Budget aims to take from the rich

The 2013 budget is mainly aimed at taxing the well-off – but would also end the auto-entrepreneur business regime

REMOVING fixed-rate taxation for income from capital and axing the auto-entrepreneur regime are among tough new measures proposed in the 2013 budget.

“Aligning taxation of capital with taxation of work” is the measure expected to bring in the most: around €3 billion. At present interest can be taxed at a fixed 24%, share dividends at 21% and capital gains of selling shares at 19%. As of next year it is proposed these gains simply be included in the general income to be taxed according to the normal bands (with the exception of interest of less than €2,000).

This could have the effect of lowering taxation for households whose income only comes into the lower bands (5.5% or 14%) but increasing it for those rising into the higher ones (30% or more, ie. at least €26,421 after the application of the family quotient calculation, which lowers taxable income depending on family size).

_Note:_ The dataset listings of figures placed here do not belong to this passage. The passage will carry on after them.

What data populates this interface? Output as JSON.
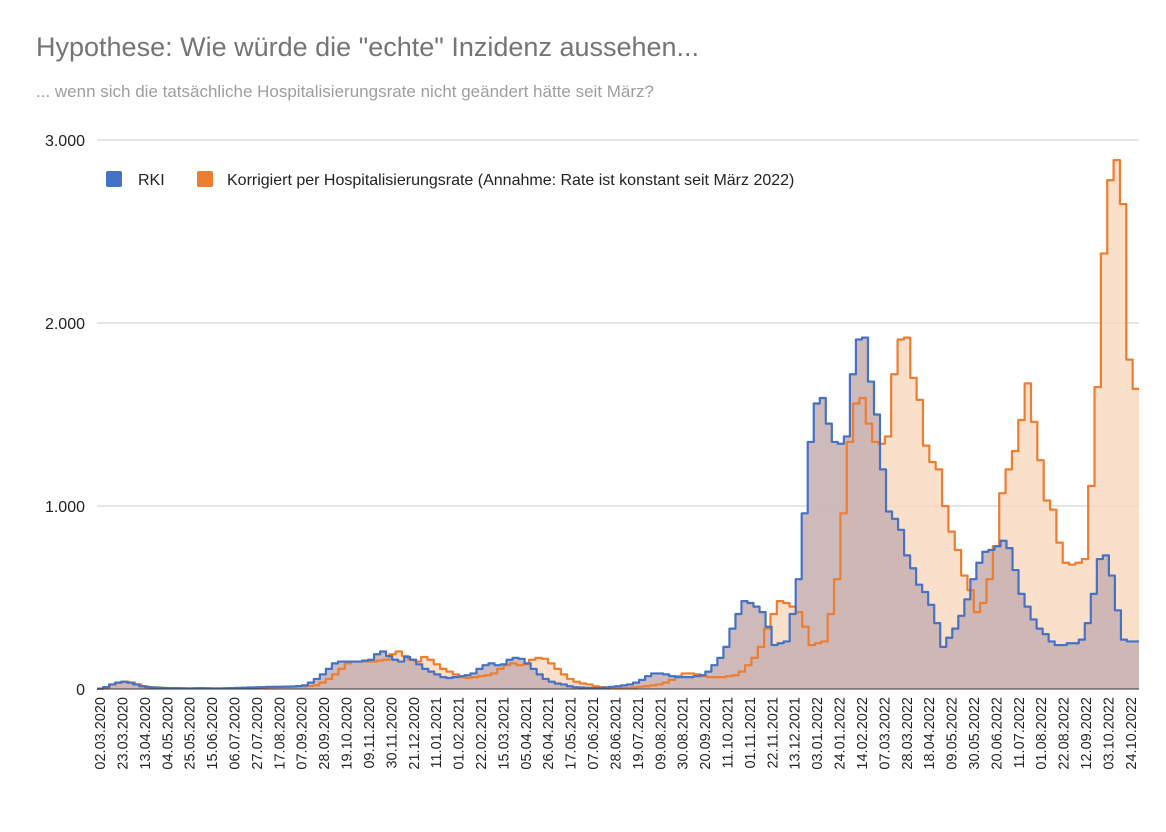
{
  "title": "Hypothese: Wie würde die \"echte\" Inzidenz aussehen...",
  "subtitle": "... wenn sich die tatsächliche Hospitalisierungsrate nicht geändert hätte seit März?",
  "colors": {
    "rki": "#4472c4",
    "corrected": "#ed7d31",
    "rki_fill": "#c9b3b3",
    "corrected_fill": "#f8d5b8",
    "grid": "#cccccc"
  },
  "chart_data": {
    "type": "area",
    "title": "Hypothese: Wie würde die \"echte\" Inzidenz aussehen...",
    "subtitle": "... wenn sich die tatsächliche Hospitalisierungsrate nicht geändert hätte seit März?",
    "xlabel": "",
    "ylabel": "",
    "ylim": [
      0,
      3000
    ],
    "yticks": [
      "0",
      "1.000",
      "2.000",
      "3.000"
    ],
    "grid": true,
    "legend_position": "top-left",
    "step": true,
    "x_tick_labels": [
      "02.03.2020",
      "23.03.2020",
      "13.04.2020",
      "04.05.2020",
      "25.05.2020",
      "15.06.2020",
      "06.07.2020",
      "27.07.2020",
      "17.08.2020",
      "07.09.2020",
      "28.09.2020",
      "19.10.2020",
      "09.11.2020",
      "30.11.2020",
      "21.12.2020",
      "11.01.2021",
      "01.02.2021",
      "22.02.2021",
      "15.03.2021",
      "05.04.2021",
      "26.04.2021",
      "17.05.2021",
      "07.06.2021",
      "28.06.2021",
      "19.07.2021",
      "09.08.2021",
      "30.08.2021",
      "20.09.2021",
      "11.10.2021",
      "01.11.2021",
      "22.11.2021",
      "13.12.2021",
      "03.01.2022",
      "24.01.2022",
      "14.02.2022",
      "07.03.2022",
      "28.03.2022",
      "18.04.2022",
      "09.05.2022",
      "30.05.2022",
      "20.06.2022",
      "11.07.2022",
      "01.08.2022",
      "22.08.2022",
      "12.09.2022",
      "03.10.2022",
      "24.10.2022"
    ],
    "series": [
      {
        "name": "RKI",
        "values": [
          2,
          10,
          25,
          35,
          40,
          35,
          25,
          15,
          10,
          8,
          6,
          5,
          4,
          4,
          3,
          3,
          4,
          4,
          3,
          3,
          3,
          4,
          5,
          6,
          7,
          8,
          9,
          10,
          12,
          12,
          12,
          13,
          14,
          16,
          20,
          35,
          55,
          80,
          110,
          140,
          150,
          150,
          150,
          150,
          155,
          160,
          190,
          205,
          180,
          160,
          150,
          175,
          160,
          135,
          110,
          95,
          80,
          65,
          60,
          65,
          70,
          75,
          85,
          110,
          130,
          140,
          130,
          135,
          160,
          170,
          165,
          140,
          110,
          80,
          55,
          40,
          30,
          25,
          15,
          10,
          8,
          6,
          5,
          5,
          8,
          12,
          15,
          20,
          25,
          35,
          50,
          70,
          85,
          85,
          80,
          70,
          65,
          65,
          65,
          70,
          75,
          95,
          130,
          170,
          230,
          330,
          410,
          480,
          470,
          450,
          420,
          340,
          240,
          250,
          260,
          410,
          600,
          960,
          1350,
          1560,
          1590,
          1450,
          1350,
          1340,
          1380,
          1720,
          1910,
          1920,
          1680,
          1500,
          1200,
          970,
          930,
          870,
          730,
          660,
          570,
          530,
          460,
          360,
          230,
          280,
          330,
          400,
          490,
          600,
          690,
          750,
          760,
          780,
          810,
          770,
          650,
          520,
          450,
          380,
          330,
          300,
          260,
          240,
          240,
          250,
          250,
          270,
          360,
          520,
          710,
          730,
          620,
          430,
          270,
          260,
          260
        ],
        "color": "#4472c4"
      },
      {
        "name": "Korrigiert per Hospitalisierungsrate (Annahme: Rate ist konstant seit März 2022)",
        "values": [
          2,
          10,
          25,
          35,
          40,
          35,
          25,
          15,
          10,
          8,
          6,
          5,
          4,
          4,
          3,
          3,
          4,
          4,
          3,
          3,
          3,
          4,
          5,
          6,
          7,
          8,
          9,
          10,
          12,
          12,
          12,
          13,
          14,
          16,
          20,
          35,
          55,
          80,
          110,
          140,
          150,
          150,
          150,
          150,
          155,
          160,
          190,
          205,
          180,
          160,
          150,
          175,
          160,
          135,
          110,
          95,
          80,
          65,
          60,
          65,
          70,
          75,
          85,
          110,
          130,
          140,
          130,
          135,
          160,
          170,
          165,
          140,
          110,
          80,
          55,
          40,
          30,
          25,
          15,
          10,
          8,
          6,
          5,
          5,
          8,
          12,
          15,
          20,
          25,
          35,
          50,
          70,
          85,
          85,
          80,
          70,
          65,
          65,
          65,
          70,
          75,
          95,
          130,
          170,
          230,
          330,
          410,
          480,
          470,
          450,
          420,
          340,
          240,
          250,
          260,
          410,
          600,
          960,
          1350,
          1560,
          1590,
          1450,
          1350,
          1340,
          1380,
          1720,
          1910,
          1920,
          1700,
          1580,
          1330,
          1240,
          1200,
          1000,
          860,
          760,
          620,
          540,
          420,
          470,
          600,
          780,
          1070,
          1200,
          1300,
          1470,
          1670,
          1460,
          1250,
          1030,
          980,
          800,
          690,
          680,
          690,
          710,
          1110,
          1650,
          2380,
          2780,
          2890,
          2650,
          1800,
          1640
        ],
        "color": "#ed7d31"
      }
    ]
  }
}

Another controversial measure is “aligning the social charges of auto-entrepreneurs with those of other sole traders”. The Federation of Auto-Entrepreneurs said, it “empties the scheme of most of its substance”.

This would mean auto-entrepreneurs (of whom there are around 800,000) would pay estimated social contributions when they start up and minimum ones in later years, as opposed to paying charges strictly on what they earn. The scheme, created in 2009, was largely aimed at helping people like retirees and students make a small extra income but is also used by many people starting up.

The regime has been criticised by groups, including some artisans on traditional regimes, who say auto-entrepreneurs cause unfair competition. However it was recently praised by the OECD for making business start-up easier.

Other aspects of the budget law include:

• A freeze on income tax bands (ie. they will start at the same income levels as in 2012 instead of rising to account for inflation); meaning on average a 2% tax rise. However this will affect less than half of households due to a mechanism which will annul the effect for households whose income only reaches the 5.5% band.

• The cap on the family quotient will be lowered. The cap is a mechanism which sets a limit on the amount of tax that a family can save through the application of the family quotient (as compared to the tax they would have paid without it). According to the government, couples with two children would have to declare more than €77,193 to be affected by this.

• A new 45% tax band for income above €150,000 (the current top band is 41% above €70,830)

• A new 75% tax on income above €1 million (only on the part exceeding a million). It will be applied for two years to anyone whose income for 2012 and 2013 goes over €1 million. Capital income (shares, capital gains, dividends) will be excluded – in other words it will mainly affect people with very high incomes from work. French football bosses have stated it will have a “disastrous effect on the competitivity of French football”.

• The amount that can be saved by use of niches fiscales (certain kinds of investment which, by law, can help you reduce tax) will, for 2013 income tax paid in 2014, be reduced to €10,000 (at present it is €18,000 plus 4% of income); however a handful of them will be excluded (including investments in French overseas territories).

• A new banding system for wealth tax, ranging from 0.5% to 1.5%, said to be tougher than the one brought in under Nicolas Sarkozy’s reforms, but less so than the one in place before then. People will still have to have at least €1.3 million taxable property to pay it, and a plafonnement (ceiling) system will be bought back: it will state that the wealth tax, income tax, social contributions and the 75% tax cannot exceed 75% of the person’s income.

• The Contribution Solidarité Autonomie pour les Retraités (CSA), which helps finance aid to dependent elderly people, will be levied on taxable pensions for the first time (as well as work income), at a reduced rate of 0.15%.

• The emissions level at which the malus (surcharge) on the most polluting cars kicks in will be reduced and the bonus for “green” ones will be increased (from €5,000 to €7,000 for an electric one and from €2,000 to €4,000 for hybrid ones).